Existence of disjunction of conditions in countable support iteration of Laver forcing 

The part i'm interested in, is the part between the brackets. One side note is that the forcing order is reversed and that's why the disjunction is the greatest lower bound instead of least upper bound. My confusion here is the part which i have underlined in the image. How do we take the conjunction of such $q \Rightarrow p_q(\gamma)$? My first guess is to embed $\mathbb{P}^{\alpha \beta}$ into a complete boolean algebra and go from there. But this idea has an apparent issue and that is the fact that $q \not \in \mathbb{P}^{\alpha \beta}$ and we can't calculate $q \Rightarrow p_q(\gamma)$. What is he doing here? Because the disjunction is crucial in the proofs of his last lemmas, i can't skip it. Any help would be appreciated.

Edit I: One idea i have is is to outright ignore that $\Rightarrow$ and go with this: Let $p(\gamma)$ be a name for the union of the $p_q(\gamma)$ such that the names for the $p_q(\gamma)$ are altered so that when a generic set is chosen containing another $q'$ from the antichain like $G$ then $p_q(\gamma)$ is empty. This does seem to meet the requirements by writing them down. Is this correct? If so, can we extract the meaning of $\Rightarrow$ from this?(Because it appears again in the bottom of the page.)
 A: The point here is that when you iterate, you can amalgamate a bunch of names of conditions in "future iterations" into a single condition in the full length iteration.
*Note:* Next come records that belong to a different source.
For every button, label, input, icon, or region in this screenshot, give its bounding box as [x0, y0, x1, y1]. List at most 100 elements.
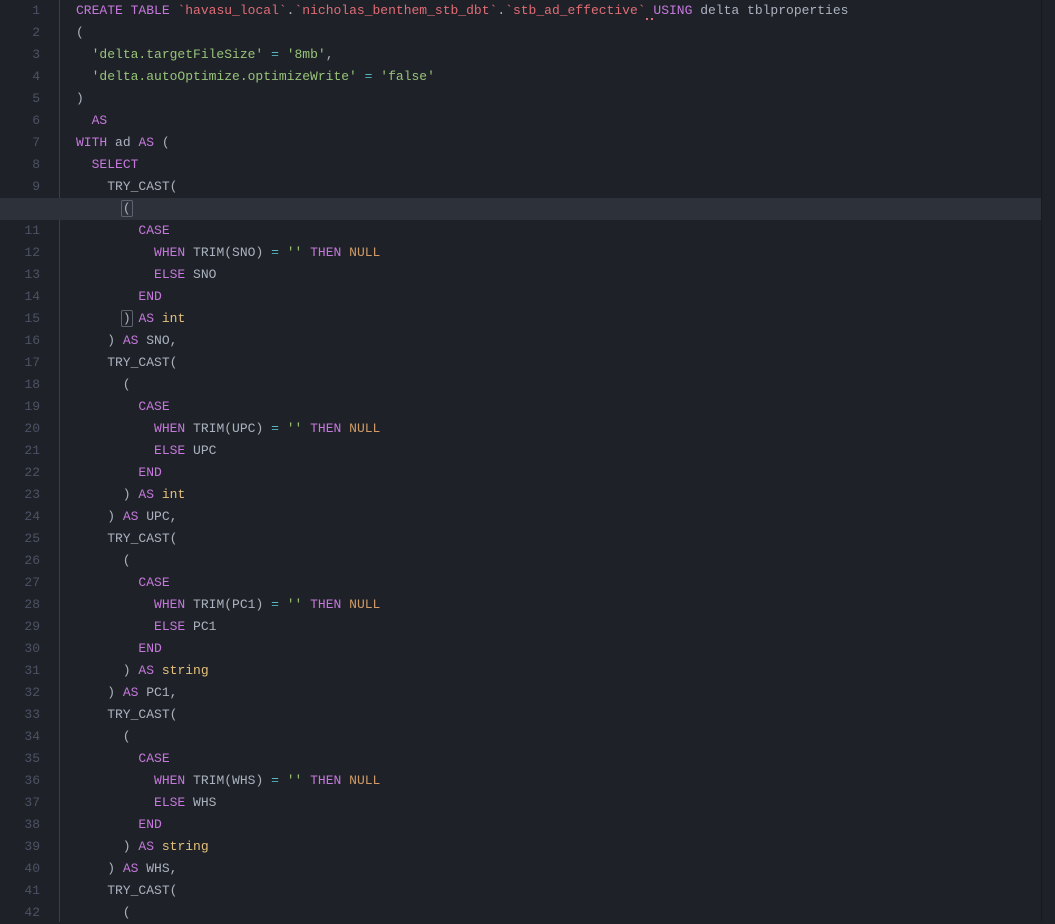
code-line[interactable]: CASE — [76, 396, 1055, 418]
scrollbar-track[interactable] — [1041, 0, 1055, 922]
code-line[interactable]: ) AS WHS, — [76, 858, 1055, 880]
code-line[interactable]: ) — [76, 88, 1055, 110]
code-line[interactable]: ) AS int — [76, 308, 1055, 330]
code-token: string — [162, 839, 209, 854]
code-editor[interactable]: 1234567891011121314151617181920212223242… — [0, 0, 1055, 922]
code-line[interactable]: CASE — [76, 572, 1055, 594]
code-token — [76, 641, 138, 656]
code-line[interactable]: TRY_CAST( — [76, 352, 1055, 374]
code-token: 'false' — [380, 69, 435, 84]
code-token: END — [138, 289, 161, 304]
code-token: = — [271, 47, 279, 62]
code-line[interactable]: CASE — [76, 748, 1055, 770]
code-line[interactable]: ( — [76, 902, 1055, 924]
code-token: ( — [121, 200, 133, 217]
code-token: '' — [287, 245, 303, 260]
code-token: ) — [76, 509, 123, 524]
code-token — [279, 597, 287, 612]
code-line[interactable]: END — [76, 462, 1055, 484]
code-line[interactable]: END — [76, 638, 1055, 660]
code-line[interactable]: ELSE WHS — [76, 792, 1055, 814]
line-number: 28 — [0, 594, 40, 616]
code-token: ELSE — [154, 267, 185, 282]
code-line[interactable]: 'delta.autoOptimize.optimizeWrite' = 'fa… — [76, 66, 1055, 88]
code-line[interactable]: WITH ad AS ( — [76, 132, 1055, 154]
code-token: TRIM(UPC) — [185, 421, 271, 436]
code-token — [76, 575, 138, 590]
code-line[interactable]: ) AS int — [76, 484, 1055, 506]
code-token — [341, 597, 349, 612]
code-area[interactable]: CREATE TABLE `havasu_local`.`nicholas_be… — [74, 0, 1055, 922]
code-line[interactable]: ) AS UPC, — [76, 506, 1055, 528]
code-token: TRY_CAST( — [76, 179, 177, 194]
code-line[interactable]: WHEN TRIM(UPC) = '' THEN NULL — [76, 418, 1055, 440]
code-line[interactable]: WHEN TRIM(WHS) = '' THEN NULL — [76, 770, 1055, 792]
code-line[interactable]: CASE — [76, 220, 1055, 242]
code-token — [302, 773, 310, 788]
code-token: THEN — [310, 773, 341, 788]
line-number: 37 — [0, 792, 40, 814]
code-token: CASE — [138, 399, 169, 414]
code-line[interactable]: END — [76, 286, 1055, 308]
code-token: ) — [76, 91, 84, 106]
code-line[interactable]: END — [76, 814, 1055, 836]
code-token: ( — [154, 135, 170, 150]
code-token: ad — [107, 135, 138, 150]
code-token: CREATE — [76, 3, 123, 18]
code-token — [76, 619, 154, 634]
line-number: 29 — [0, 616, 40, 638]
fold-column — [56, 0, 74, 922]
line-number: 40 — [0, 858, 40, 880]
code-token: AS — [138, 487, 154, 502]
code-line[interactable]: ELSE SNO — [76, 264, 1055, 286]
code-line[interactable]: ) AS string — [76, 660, 1055, 682]
code-token: TRY_CAST( — [76, 531, 177, 546]
code-token — [123, 3, 131, 18]
code-line[interactable]: ( — [76, 374, 1055, 396]
code-token: . — [497, 3, 505, 18]
line-number: 23 — [0, 484, 40, 506]
line-number: 32 — [0, 682, 40, 704]
code-line[interactable]: ) AS PC1, — [76, 682, 1055, 704]
code-token — [76, 399, 138, 414]
line-number: 11 — [0, 220, 40, 242]
code-token — [76, 311, 123, 326]
code-token: , — [326, 47, 334, 62]
line-number: 21 — [0, 440, 40, 462]
code-token — [76, 69, 92, 84]
code-line[interactable]: WHEN TRIM(PC1) = '' THEN NULL — [76, 594, 1055, 616]
code-line[interactable]: 'delta.targetFileSize' = '8mb', — [76, 44, 1055, 66]
code-token: PC1 — [185, 619, 216, 634]
code-token: ( — [76, 905, 131, 920]
code-line[interactable]: WHEN TRIM(SNO) = '' THEN NULL — [76, 242, 1055, 264]
code-line[interactable]: ( — [76, 726, 1055, 748]
code-token: TRY_CAST( — [76, 707, 177, 722]
code-line[interactable]: TRY_CAST( — [76, 704, 1055, 726]
code-token: string — [162, 663, 209, 678]
code-line[interactable]: TRY_CAST( — [76, 176, 1055, 198]
code-token: WHS — [185, 795, 216, 810]
code-token — [76, 443, 154, 458]
code-token: NULL — [349, 245, 380, 260]
code-line[interactable]: AS — [76, 110, 1055, 132]
line-number: 14 — [0, 286, 40, 308]
code-token — [302, 245, 310, 260]
code-line[interactable]: ELSE UPC — [76, 440, 1055, 462]
code-line[interactable]: ( — [76, 22, 1055, 44]
code-line[interactable]: ) AS SNO, — [76, 330, 1055, 352]
code-line[interactable]: ELSE PC1 — [76, 616, 1055, 638]
code-token — [76, 597, 154, 612]
code-token: '' — [287, 597, 303, 612]
code-token — [76, 157, 92, 172]
line-number: 13 — [0, 264, 40, 286]
code-line[interactable]: ( — [76, 550, 1055, 572]
code-line[interactable]: TRY_CAST( — [76, 880, 1055, 902]
code-line[interactable]: ( — [0, 198, 1055, 220]
code-token: `havasu_local` — [177, 3, 286, 18]
code-token — [76, 421, 154, 436]
code-token: TRY_CAST( — [76, 883, 177, 898]
code-line[interactable]: ) AS string — [76, 836, 1055, 858]
code-line[interactable]: SELECT — [76, 154, 1055, 176]
code-line[interactable]: TRY_CAST( — [76, 528, 1055, 550]
code-line[interactable]: CREATE TABLE `havasu_local`.`nicholas_be… — [76, 0, 1055, 22]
Namely, given a bunch of conditions in $\Bbb P_\beta$, whose projections to $\Bbb P_\alpha$ all extend some fixed $q'$, we have a condition in $\Bbb P_\beta$ whose projection to $\Bbb P_\alpha$ is $q'$, and the content of condition in $\Bbb{P_\beta/P_\alpha}$ is decided by some extension of $q'$ in $\Bbb P_\alpha$.
To be more formal, this means that given $q'$ we take a maximal antichain below it in $\Bbb P_\alpha$, and to each $q$ in the antichain we attach a condition $p_q\in\Bbb P_\beta$ such that $p_q\restriction\alpha=q$, and then we define a condition $p$ in $\Bbb P_\beta$ such that $p\restriction\alpha=q'$, and for each $q$ in the antichain, if $q$ is in the generic for $\Bbb P_\alpha$, then $p$ is interpreted the same as $p_q$.
In principle it just means that $\Bbb{P_\beta\cong P_\alpha\ast P_\beta/P_\alpha}$. The key point of Baumgartner is that this amount of freedom does not exist in a product, since in a product we require the conditions of the iteration to be canonical ground model names, rather than arbitrary names which allow for some genericity to be incorporated into the partial order.